- Gipsy Hosking
The following is an account of an actual conversation with my uni doctor:
‘So what can I do for you?’ she asked.
‘Well, I’ve decided to go on the pill to treat the polycystic ovaries. And I also need a repeat script for my anti-depressants.’
‘Hmm, depression. You’ve had a fairly unusual upbringing, haven’t you?’
‘Yeah, I suppose two mums and an anonymous sperm donor is a bit unconventional.’
‘Do you think that has contributed to your depression?’
‘Well, sexuality is a part of it.’
‘So you’re a homosexual?’
Go with the simple answer: ‘Yes.’
‘And how long have you felt like that?’
‘I dunno, since college, late high school maybe.’
‘That’s a bit late – most people have felt that way all their life.’
I frowned defensively. ‘I wasn’t attracted to anyone before that.’
‘Have you had any therapy on this issue?’
‘I’ve been in and out of counsellors for about two years.’
‘Have you seen a psychiatrist?’
‘No.’
‘Have you worked on these issues specifically? Have you said up front “I need to examine the external pressures which have influenced my sexuality”? You need to be assertive and find someone who is good in this area.’
I felt confused; I shook my head. What issues? I don’t have sexuality issues. What is she talking about?
‘You see, you have had unique pressures on you. It’s quite possible that unconsciously you
identify as homosexual to show your parents you hold no prejudice towards them and you
approve of their lifestyle choice. You’re saying “see I don’t care that you’re gay because I’m
gay too”.’
What?! I asked myself silently.
‘It’s nothing to be ashamed of,’ she said. ‘All children want to please their parents.’
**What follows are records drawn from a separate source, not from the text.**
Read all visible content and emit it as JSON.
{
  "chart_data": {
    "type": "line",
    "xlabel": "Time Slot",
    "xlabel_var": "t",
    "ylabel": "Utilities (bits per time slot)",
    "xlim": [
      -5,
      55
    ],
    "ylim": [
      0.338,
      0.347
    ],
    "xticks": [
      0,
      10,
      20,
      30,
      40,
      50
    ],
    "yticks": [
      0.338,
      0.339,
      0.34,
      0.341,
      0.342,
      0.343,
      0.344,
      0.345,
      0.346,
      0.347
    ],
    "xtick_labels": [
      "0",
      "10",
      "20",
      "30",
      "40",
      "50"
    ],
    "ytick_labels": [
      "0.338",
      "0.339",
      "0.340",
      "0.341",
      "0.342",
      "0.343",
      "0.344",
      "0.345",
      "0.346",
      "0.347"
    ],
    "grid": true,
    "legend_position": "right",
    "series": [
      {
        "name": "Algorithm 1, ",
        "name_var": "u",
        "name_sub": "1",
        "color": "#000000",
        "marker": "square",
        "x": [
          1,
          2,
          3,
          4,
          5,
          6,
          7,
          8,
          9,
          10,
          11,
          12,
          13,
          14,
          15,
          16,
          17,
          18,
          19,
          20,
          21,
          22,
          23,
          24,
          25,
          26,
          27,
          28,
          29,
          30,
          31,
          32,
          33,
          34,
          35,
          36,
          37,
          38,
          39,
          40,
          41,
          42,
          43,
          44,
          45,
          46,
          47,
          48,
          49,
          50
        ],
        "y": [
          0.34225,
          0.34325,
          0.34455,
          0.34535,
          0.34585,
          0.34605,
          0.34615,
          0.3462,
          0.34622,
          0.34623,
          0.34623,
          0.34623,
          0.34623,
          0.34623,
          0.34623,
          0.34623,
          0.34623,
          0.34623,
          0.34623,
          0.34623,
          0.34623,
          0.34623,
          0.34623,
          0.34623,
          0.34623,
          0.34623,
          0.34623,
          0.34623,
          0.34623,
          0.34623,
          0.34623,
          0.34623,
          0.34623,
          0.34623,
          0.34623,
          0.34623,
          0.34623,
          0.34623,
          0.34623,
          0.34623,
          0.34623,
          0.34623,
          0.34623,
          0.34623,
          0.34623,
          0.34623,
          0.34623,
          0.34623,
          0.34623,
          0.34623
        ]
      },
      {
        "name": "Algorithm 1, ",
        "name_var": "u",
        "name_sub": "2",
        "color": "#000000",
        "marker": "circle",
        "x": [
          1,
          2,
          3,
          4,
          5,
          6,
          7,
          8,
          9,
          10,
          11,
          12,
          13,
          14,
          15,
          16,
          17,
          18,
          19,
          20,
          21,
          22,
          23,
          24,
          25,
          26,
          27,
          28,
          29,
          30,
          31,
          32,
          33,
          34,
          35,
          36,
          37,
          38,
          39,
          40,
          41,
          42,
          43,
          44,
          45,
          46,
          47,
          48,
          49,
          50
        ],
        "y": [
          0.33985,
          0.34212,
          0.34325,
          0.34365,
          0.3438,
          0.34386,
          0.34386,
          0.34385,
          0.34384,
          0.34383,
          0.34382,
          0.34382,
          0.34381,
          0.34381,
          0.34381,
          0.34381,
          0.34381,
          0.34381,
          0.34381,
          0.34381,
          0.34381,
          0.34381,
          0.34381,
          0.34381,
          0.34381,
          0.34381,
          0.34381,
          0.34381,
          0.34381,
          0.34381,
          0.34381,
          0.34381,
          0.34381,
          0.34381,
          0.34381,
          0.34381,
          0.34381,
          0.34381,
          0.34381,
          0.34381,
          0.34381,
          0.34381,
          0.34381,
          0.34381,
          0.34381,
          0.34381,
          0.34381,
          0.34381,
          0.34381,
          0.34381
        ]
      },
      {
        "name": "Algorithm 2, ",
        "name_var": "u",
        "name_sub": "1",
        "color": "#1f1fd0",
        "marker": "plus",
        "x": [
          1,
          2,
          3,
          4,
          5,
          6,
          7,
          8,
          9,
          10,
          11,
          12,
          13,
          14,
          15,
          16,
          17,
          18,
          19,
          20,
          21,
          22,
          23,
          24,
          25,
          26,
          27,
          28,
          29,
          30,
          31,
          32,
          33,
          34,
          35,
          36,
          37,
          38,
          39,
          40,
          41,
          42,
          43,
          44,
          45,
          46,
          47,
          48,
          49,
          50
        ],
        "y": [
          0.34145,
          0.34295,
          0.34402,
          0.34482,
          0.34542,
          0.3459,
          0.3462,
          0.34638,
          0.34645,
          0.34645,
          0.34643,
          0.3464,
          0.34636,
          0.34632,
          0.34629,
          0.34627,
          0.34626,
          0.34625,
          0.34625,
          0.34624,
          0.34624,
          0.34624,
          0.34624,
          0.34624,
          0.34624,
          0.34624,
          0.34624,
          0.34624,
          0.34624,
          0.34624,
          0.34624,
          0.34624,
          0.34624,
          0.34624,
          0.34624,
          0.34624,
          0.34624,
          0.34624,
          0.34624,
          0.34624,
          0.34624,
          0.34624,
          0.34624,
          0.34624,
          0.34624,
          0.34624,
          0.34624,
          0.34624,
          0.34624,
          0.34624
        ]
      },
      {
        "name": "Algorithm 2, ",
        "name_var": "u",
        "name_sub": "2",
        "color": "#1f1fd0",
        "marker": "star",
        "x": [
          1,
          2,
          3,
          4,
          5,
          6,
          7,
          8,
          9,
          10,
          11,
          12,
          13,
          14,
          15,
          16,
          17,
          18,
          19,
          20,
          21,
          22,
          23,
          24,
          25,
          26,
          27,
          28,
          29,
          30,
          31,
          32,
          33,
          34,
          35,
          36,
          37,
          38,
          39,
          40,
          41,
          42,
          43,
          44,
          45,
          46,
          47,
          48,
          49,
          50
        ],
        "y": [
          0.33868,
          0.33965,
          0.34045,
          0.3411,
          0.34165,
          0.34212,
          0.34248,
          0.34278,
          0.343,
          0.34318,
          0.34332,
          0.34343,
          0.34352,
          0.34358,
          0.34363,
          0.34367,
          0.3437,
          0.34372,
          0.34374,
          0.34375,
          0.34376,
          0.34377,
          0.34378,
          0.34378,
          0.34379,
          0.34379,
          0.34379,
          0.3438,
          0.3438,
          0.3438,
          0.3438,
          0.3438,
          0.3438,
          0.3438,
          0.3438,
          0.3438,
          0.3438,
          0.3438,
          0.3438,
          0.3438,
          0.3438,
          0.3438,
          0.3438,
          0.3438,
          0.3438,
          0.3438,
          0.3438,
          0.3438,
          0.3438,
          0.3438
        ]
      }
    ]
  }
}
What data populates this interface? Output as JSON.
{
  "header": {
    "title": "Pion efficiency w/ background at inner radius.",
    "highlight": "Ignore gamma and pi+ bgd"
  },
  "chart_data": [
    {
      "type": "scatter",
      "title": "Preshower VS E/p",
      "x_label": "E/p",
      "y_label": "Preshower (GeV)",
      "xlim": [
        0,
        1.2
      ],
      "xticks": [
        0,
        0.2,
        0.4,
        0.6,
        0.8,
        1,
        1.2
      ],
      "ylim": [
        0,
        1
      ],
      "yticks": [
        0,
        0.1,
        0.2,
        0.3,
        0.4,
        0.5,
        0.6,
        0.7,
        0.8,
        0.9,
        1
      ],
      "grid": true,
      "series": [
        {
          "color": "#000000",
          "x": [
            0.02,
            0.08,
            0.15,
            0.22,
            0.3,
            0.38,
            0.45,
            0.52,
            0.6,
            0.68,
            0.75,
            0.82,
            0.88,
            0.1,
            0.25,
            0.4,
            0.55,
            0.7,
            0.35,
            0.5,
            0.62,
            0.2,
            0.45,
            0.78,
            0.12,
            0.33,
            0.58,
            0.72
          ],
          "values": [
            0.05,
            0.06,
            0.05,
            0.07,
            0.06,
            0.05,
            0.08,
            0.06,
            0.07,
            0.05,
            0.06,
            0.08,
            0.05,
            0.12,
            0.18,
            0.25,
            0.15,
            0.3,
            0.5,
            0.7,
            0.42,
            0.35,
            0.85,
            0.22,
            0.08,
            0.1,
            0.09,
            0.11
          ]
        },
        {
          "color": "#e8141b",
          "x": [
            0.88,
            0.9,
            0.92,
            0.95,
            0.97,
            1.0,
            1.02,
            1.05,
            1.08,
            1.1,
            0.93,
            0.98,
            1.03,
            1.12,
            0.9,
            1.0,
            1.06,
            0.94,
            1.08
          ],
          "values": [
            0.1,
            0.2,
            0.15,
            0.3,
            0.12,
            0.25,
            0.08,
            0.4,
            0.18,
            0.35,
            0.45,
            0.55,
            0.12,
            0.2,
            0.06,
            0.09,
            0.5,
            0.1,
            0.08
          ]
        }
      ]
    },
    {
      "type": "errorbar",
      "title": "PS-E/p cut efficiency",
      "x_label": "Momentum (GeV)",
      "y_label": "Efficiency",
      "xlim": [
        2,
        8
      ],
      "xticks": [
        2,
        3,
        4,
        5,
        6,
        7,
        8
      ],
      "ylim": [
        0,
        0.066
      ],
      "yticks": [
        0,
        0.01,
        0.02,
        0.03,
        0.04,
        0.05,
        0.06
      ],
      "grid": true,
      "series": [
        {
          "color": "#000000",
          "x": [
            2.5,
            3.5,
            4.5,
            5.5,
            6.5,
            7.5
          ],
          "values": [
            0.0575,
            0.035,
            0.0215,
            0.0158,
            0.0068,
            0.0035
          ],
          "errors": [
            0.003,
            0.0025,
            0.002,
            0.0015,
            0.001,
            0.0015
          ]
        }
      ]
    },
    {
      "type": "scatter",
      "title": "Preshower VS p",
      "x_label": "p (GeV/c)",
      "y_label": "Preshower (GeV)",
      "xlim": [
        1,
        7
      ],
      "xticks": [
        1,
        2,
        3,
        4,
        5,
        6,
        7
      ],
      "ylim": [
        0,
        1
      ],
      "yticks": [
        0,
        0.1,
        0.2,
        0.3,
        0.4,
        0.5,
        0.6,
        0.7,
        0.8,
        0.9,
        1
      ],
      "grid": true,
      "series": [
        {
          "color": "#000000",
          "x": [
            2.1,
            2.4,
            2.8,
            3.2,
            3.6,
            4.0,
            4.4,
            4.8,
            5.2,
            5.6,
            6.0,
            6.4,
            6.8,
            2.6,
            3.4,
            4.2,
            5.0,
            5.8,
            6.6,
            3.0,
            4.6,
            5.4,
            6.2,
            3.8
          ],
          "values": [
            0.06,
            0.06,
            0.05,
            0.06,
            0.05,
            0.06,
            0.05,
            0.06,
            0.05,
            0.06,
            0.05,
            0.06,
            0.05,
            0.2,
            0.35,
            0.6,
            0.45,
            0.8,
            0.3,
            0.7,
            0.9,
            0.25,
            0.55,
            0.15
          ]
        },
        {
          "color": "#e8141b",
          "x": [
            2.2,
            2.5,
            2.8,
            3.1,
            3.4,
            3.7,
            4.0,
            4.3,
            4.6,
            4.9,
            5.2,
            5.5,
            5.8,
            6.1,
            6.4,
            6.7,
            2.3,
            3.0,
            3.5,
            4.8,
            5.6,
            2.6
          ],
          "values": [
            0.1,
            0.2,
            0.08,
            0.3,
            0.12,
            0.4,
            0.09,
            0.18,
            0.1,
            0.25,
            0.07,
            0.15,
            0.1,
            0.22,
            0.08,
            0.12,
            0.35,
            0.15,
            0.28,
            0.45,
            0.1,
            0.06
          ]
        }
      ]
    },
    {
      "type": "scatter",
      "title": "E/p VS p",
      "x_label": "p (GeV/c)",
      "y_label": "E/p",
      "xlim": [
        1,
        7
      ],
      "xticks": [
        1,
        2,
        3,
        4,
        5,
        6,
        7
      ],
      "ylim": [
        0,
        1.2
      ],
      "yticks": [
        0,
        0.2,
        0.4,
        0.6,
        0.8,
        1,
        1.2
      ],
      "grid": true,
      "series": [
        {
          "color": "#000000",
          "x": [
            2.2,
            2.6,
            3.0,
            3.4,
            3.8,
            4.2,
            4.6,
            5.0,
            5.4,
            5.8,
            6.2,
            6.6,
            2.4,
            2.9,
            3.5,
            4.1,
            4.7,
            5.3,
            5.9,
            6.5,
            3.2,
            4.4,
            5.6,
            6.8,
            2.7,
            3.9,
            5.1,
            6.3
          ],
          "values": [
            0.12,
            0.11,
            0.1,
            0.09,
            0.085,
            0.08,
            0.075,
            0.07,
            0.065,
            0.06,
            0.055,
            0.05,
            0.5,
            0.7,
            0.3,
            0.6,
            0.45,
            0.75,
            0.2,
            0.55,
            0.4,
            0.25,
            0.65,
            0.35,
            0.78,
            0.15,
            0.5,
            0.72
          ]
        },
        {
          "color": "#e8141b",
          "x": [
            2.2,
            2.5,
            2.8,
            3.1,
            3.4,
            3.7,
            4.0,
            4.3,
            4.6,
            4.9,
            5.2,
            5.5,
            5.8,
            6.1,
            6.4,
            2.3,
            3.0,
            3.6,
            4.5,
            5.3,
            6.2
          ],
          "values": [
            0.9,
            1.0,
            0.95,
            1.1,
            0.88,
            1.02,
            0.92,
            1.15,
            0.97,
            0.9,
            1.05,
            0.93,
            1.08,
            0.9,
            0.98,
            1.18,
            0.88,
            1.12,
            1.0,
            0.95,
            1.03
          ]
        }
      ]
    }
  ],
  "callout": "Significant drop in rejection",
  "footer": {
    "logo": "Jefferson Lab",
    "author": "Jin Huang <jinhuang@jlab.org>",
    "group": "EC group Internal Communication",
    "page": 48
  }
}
‘Yeah, but my parents don’t care, they just want me to be happy with whoever.’
‘I just think you should go talk things over with a psychiatrist so that you can discover your
true sexual identity, not the one that you have been putting on. You need to examine the
pressures that have made you feel that this is the only option. Have you had a relationship
with a male?’
‘Yes.’
‘Good, because you don’t want to be limited to the corner you have backed yourself into. There is a whole range of sexualities, you know.’
Well duh.
‘You don’t have depression,’ she went on, ‘you have ‘life issues’ you need to resolve. You may not agree with me now, but you will go home and think about it.’
Yeah, I’ll think about how unjust and discriminating you were, and how angry I am.
‘So you want to use the contraceptive pill?’
‘Yes,’ I said, ‘but as treatment not a contraceptive.’
‘Okay but just remember to use a condom if you have sex in the next month because you can still get pregnant then. And come back if you want me to refer you to someone to talk about your sexual identity crisis.’
Did you just listen to anything I said? No. Because you cut me off every time I opened my mouth to say something. You discounted all of my experiences and my intellect. I could not have asked for better parents, they always put my brother and I first. Of course I’d hold no prejudice towards them because prejudice is learnt, not innate. I’d like to see you repeat that ‘theory’ to a heterosexual person, ask them to examine the pressures that made them heterosexual and suggest they don’t limit their choices before having a homosexual experience. Why can’t people just accept me as I am?